Data Mining_ Concepts and Techniques - Jiawei Han [160]
To reduce this possibility, we use a lower support threshold than minimum support to find the frequent itemsets local to S (denoted Ls). The rest of the database is then used to compute the actual frequencies of each itemset in Ls. A mechanism is used to determine whether all the global frequent itemsets are included in Ls. If Ls actually contains all the frequent itemsets in D, then only one scan of D is required. Otherwise, a second pass can be done to find the frequent itemsets that were missed in the first pass. The sampling approach is especially beneficial when efficiency is of utmost importance such as in computationally intensive applications that must be run frequently.

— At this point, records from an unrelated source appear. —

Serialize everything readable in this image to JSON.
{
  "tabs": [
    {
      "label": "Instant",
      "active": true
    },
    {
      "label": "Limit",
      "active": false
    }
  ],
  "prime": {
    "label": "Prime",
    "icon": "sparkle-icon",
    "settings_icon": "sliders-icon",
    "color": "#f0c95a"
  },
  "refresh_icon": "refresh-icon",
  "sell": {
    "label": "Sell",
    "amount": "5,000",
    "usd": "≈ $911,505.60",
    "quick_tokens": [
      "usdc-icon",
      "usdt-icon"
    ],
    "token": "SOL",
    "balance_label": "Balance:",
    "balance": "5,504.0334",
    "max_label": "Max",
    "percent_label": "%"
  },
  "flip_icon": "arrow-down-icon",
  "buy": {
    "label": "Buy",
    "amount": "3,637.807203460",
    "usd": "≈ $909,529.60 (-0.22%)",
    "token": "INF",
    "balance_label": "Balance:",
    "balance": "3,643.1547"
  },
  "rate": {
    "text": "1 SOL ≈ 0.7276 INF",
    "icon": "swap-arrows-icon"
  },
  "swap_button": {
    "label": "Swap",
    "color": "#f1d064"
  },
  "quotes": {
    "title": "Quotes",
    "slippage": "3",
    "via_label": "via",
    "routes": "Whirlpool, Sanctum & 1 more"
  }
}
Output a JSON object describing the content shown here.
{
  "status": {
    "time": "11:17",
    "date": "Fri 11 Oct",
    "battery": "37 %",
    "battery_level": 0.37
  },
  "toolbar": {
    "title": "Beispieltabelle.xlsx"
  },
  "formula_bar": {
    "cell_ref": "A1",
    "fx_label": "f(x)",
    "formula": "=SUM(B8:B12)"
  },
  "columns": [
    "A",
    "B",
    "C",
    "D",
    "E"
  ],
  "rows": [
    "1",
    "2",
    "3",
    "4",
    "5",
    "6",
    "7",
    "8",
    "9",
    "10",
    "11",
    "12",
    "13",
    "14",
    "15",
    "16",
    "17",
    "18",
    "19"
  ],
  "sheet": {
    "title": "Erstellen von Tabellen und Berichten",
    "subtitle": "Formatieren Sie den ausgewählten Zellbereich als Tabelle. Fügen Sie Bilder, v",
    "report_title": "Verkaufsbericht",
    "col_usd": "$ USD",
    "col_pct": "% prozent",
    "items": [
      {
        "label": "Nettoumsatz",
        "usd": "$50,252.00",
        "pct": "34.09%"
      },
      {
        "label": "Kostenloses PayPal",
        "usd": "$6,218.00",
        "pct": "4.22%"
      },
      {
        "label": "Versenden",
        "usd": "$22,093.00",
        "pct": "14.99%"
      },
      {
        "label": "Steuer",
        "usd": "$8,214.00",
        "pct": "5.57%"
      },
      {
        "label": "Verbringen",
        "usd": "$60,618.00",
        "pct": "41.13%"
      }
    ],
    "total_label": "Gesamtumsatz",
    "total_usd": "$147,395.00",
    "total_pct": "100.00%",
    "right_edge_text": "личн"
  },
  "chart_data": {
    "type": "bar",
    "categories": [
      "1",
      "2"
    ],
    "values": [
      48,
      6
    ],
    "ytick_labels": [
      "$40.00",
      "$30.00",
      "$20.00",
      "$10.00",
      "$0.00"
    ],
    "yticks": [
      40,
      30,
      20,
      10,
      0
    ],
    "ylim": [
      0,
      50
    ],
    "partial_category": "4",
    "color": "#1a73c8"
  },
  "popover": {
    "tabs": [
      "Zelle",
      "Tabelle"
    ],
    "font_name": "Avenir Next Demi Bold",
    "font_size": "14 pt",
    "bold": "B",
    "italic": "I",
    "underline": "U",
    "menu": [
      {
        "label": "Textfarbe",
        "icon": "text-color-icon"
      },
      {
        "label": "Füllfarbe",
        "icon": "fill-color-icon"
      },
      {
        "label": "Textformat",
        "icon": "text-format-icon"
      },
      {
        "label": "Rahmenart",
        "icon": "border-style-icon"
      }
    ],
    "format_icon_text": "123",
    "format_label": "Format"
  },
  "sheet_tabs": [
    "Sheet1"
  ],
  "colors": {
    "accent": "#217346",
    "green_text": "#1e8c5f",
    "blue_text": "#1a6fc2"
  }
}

Dynamic itemset counting (adding candidate itemsets at different points during a scan): A dynamic itemset counting technique was proposed in which the database is partitioned into blocks marked by start points. In this variation, new candidate itemsets can be added at any start point, unlike in Apriori, which determines new candidate itemsets only immediately before each complete database scan. The technique uses the count-so-far as the lower bound of the actual count. If the count-so-far passes the minimum support, the itemset is added into the frequent itemset collection and can be used to generate longer candidates. This leads to fewer database scans than with Apriori for finding all the frequent itemsets.
Other variations are discussed in the next chapter.
6.2.4. A Pattern-Growth Approach for Mining Frequent Itemsets
As we have seen, in many cases the Apriori candidate generate-and-test method significantly reduces the size of candidate sets, leading to good performance gain. However, it can suffer from two nontrivial costs:
■ It may still need to generate a huge number of candidate sets. For example, if there are 104 frequent 1-itemsets, the Apriori algorithm will need to generate more than 107 candidate 2-itemsets.
■ It may need to repeatedly scan the whole database and check a large set of candidates by pattern matching. It is costly to go over each transaction in the database to determine the support of the candidate itemsets.
“Can we design a method that mines the complete set of frequent itemsets without such a costly candidate generation process?” An interesting method in this attempt is called frequent pattern growth, or simply FP-growth, which adopts a divide-and-conquer strategy as follows. First, it compresses the database representing frequent items into a frequent pattern tree, or FP-tree, which retains the itemset association information. It then divides the compressed database into a set of conditional databases (a special kind of projected database), each associated with one frequent item or “pattern fragment,” and mines each database separately. For each “pattern fragment,” only its associated data sets need to be examined. Therefore, this approach may substantially reduce the size of the data sets to be searched, along with the “growth” of patterns being examined. You will see how it works in Example 6.5.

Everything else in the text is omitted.